MMe Andersen, che ha partecipato lei stessa ai dibattiti di Baku, preferisce vedere il bicchiere mezzo pieno: “300 miliardi di dollari all’anno” di finanziamenti per il clima “sono meglio dei 100 miliardi” inizialmente promessi, ha sottolineato.
Pur ammettendo che i dibattiti sono stati talvolta “frustranti” il primo giorno della conferenza di Busan, secondo lei i complicati negoziati sul clima o sulla biodiversità non stabiliscono alcun “precedente negativo” per questa nuova discussione. “Siamo solo al primo giorno.”
“Non mi arrendo e dico che oggi tutto è perduto, anzi”, ha aggiunto, “la posta in gioco è alta, ma anche l’impegno che abbiamo qui è molto alto”. “Nessuno vuole un cattivo accordo”, ha aggiunto.

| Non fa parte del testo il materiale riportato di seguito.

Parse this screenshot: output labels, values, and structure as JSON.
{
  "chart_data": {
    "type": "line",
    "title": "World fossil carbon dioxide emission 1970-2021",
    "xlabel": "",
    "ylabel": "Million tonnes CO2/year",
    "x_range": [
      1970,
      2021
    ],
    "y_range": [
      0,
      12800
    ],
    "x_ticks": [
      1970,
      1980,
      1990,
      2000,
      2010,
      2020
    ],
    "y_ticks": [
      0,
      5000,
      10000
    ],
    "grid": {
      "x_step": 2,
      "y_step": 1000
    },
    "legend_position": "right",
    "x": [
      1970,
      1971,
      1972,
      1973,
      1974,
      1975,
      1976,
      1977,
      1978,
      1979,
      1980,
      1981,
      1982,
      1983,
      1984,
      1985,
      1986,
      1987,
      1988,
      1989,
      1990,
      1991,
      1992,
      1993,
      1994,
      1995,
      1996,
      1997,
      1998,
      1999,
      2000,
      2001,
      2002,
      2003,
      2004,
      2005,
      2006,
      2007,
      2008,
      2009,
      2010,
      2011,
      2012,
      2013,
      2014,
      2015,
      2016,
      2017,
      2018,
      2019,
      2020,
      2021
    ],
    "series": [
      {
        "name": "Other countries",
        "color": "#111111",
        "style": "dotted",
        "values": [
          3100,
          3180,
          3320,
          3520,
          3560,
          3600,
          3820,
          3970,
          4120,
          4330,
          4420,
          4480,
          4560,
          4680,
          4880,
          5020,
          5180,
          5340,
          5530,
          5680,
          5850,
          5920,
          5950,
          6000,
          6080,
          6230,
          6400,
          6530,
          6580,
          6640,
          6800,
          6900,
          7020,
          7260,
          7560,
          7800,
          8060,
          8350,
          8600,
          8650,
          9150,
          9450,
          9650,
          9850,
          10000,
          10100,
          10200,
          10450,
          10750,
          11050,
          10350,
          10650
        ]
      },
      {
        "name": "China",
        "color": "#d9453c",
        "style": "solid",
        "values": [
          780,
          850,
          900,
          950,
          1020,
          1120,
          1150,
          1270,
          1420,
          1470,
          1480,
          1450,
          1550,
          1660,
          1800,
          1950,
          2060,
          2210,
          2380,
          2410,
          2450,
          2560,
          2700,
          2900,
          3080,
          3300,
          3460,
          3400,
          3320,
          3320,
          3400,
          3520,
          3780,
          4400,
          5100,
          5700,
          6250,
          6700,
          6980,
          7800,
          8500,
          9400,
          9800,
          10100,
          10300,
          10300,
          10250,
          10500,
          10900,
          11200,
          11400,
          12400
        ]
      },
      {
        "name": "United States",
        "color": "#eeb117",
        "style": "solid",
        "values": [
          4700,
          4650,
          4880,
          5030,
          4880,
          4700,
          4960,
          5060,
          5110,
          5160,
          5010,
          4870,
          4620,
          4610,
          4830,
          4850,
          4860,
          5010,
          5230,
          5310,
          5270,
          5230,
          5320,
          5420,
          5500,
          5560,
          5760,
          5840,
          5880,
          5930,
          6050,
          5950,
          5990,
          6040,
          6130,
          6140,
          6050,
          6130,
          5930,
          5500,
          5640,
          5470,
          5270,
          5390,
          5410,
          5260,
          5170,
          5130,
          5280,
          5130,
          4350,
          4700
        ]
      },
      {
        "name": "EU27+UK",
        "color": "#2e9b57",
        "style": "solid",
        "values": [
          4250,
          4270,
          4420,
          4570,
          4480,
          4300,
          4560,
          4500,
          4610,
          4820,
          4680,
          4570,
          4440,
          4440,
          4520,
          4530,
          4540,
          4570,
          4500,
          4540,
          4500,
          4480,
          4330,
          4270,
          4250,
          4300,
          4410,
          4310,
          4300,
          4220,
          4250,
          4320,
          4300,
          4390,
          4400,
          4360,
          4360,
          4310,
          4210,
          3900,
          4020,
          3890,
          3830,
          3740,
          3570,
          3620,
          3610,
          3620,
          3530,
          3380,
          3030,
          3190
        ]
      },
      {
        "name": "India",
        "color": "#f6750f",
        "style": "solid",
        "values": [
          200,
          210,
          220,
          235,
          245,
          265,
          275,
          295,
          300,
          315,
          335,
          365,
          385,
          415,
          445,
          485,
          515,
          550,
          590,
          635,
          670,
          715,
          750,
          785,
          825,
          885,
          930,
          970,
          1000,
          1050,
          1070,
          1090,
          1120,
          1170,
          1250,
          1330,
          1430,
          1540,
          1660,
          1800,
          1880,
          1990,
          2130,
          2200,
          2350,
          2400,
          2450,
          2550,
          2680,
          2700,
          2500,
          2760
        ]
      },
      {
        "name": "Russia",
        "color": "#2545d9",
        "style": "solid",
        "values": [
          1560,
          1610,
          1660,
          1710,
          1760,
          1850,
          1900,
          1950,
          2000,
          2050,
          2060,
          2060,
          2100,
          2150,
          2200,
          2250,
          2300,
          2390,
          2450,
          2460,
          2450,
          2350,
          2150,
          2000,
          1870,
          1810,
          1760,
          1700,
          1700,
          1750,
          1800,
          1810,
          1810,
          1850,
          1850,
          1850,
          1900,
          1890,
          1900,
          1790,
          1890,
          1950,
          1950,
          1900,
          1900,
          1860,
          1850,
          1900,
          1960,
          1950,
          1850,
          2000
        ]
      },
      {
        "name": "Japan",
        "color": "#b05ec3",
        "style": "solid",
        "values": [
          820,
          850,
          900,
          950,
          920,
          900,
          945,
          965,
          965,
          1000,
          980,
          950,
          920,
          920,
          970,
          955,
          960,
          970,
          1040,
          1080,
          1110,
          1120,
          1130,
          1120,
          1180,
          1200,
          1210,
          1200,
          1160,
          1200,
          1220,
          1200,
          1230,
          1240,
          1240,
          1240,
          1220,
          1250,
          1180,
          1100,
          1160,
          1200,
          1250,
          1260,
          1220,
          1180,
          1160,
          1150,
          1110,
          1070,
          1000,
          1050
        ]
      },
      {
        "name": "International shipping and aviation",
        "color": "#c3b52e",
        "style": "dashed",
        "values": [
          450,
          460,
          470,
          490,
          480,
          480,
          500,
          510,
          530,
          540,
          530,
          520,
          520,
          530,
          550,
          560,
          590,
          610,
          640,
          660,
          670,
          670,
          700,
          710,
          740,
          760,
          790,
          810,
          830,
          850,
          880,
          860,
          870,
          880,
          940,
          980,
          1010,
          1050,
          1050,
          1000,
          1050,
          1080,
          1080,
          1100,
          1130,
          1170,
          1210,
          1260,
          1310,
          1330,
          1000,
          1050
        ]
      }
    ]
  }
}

I negoziatori di 178 paesi hanno tempo fino a domenica 1 dicembre per concordare un testo internazionale giuridicamente vincolante inteso a ridurre l’inquinamento da plastica in tutto il mondo.
Durante la COP29 di Baku, le discussioni sono andate ben oltre il quadro inizialmente previsto per trovare un accordo.
“La verità è che abbiamo un numero limitato di ore ogni giorno per lavorare”, ha aggiunto il Sig.Me Andersen. “Speriamo di non dover chiedere loro” di andare oltre il programma previsto, ha aggiunto.